Figure 1. The study design of the BleeMACS registry with respect to the primary PCI population. Bias in survival estimates is inherent in: a) the exclusion of patients who died on the index admission, b) the exclusion of patients with single-stage complete revascularisation, and c) the survival bias by design in which intended staged complete revascularisation will be reclassified as incomplete revascularisation if death occurs after the first PCI (early death with unknown intent).
One method to overcome survival bias in a registry is to compare multivessel PCI at the time of index AMI to all other forms of incomplete or delayed revascularisation. For unclear reasons, BleeMACS has no patients who received complete revascularisation during the index procedure. A recent British Columbia Cardiac Registry study analysed three STEMI PCI revascularisation strategies - complete at index procedure, complete-staged and incomplete16. Of the three strategies, the highest crude and adjusted mortality rate was among those patients undergoing multivessel PCI at the time of the AMI. It is interesting that in British Columbia one in five STEMI PCI patients received complete revascularisation at the time of the AMI. The incomplete representation of this strategy in the BleeMACS registry further impacts on both the mortality and generalisability of this registry design.

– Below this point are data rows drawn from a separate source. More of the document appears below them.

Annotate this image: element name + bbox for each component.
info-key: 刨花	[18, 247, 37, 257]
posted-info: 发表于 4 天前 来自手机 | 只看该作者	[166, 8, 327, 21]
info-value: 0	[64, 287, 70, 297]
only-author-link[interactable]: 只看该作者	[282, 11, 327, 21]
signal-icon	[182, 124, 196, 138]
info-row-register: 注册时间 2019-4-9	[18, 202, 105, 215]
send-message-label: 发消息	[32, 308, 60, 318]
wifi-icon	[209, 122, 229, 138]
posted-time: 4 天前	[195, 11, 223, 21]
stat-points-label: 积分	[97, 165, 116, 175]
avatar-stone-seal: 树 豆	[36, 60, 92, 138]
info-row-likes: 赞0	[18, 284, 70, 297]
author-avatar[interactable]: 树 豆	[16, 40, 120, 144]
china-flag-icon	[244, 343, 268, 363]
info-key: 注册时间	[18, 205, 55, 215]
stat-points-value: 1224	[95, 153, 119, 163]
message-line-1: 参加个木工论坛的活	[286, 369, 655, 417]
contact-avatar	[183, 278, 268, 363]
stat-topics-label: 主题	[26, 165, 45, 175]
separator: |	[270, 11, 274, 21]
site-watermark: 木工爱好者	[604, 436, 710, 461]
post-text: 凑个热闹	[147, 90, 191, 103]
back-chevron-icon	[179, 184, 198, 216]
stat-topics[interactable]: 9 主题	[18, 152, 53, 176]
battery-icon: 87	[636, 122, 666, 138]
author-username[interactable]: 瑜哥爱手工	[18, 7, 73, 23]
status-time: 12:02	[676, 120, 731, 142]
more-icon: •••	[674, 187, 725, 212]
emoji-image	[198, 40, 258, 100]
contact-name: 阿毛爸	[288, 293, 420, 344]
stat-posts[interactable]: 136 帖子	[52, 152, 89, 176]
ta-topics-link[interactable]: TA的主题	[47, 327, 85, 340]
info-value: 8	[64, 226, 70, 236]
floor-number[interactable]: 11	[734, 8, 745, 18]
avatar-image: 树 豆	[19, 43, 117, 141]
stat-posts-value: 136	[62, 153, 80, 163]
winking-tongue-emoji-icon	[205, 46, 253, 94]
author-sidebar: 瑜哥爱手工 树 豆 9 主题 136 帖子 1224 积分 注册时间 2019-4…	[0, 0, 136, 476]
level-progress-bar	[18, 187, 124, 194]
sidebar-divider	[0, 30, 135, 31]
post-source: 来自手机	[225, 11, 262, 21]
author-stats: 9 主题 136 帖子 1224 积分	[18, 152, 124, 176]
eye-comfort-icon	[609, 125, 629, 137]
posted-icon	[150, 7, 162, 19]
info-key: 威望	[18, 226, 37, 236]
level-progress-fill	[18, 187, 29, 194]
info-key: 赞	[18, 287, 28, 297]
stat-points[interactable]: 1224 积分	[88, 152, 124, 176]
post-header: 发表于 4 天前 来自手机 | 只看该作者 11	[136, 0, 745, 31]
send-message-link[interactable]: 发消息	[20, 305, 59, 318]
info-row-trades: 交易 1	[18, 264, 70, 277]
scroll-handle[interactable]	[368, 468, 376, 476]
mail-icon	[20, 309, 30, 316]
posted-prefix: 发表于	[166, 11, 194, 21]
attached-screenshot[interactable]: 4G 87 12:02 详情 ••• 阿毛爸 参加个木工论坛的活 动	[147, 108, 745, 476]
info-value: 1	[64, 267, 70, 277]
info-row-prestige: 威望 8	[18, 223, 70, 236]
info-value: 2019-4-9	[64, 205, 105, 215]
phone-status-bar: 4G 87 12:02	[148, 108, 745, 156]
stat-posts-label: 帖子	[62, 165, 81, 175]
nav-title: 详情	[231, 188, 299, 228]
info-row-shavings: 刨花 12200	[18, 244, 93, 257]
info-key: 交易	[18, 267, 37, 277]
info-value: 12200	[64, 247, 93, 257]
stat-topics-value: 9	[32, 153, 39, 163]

In summary, the BleeMACS registry findings should be interpreted cautiously. The dramatic reduction in one-year mortality rates with complete revascularisation remains unproven in clinical trials. Given the registry exclusions, BleeMACS may not represent a true reality for patients with AMI and multivessel CAD. More importantly, the limitations of retrospective comparisons of complete vs. incomplete revascularisation in patients with acute myocardial infarction may inherently distort the reality of patient flow and outcomes in this challenging clinical scenario. There is no doubt that registries are critical for defining real-world practice and estimating actual outcomes. Paradoxically, the reality for revascularisation strategies may only be visible in the highly controlled world of large randomised clinical trials.
Conflict of interest statement
H. Dauerman is a consultant for Medtronic, Edwards Lifesciences and Boston Scientific, and has received research grants from Boston Scientific and Medtronic. The other author has no conflicts of interest to declare.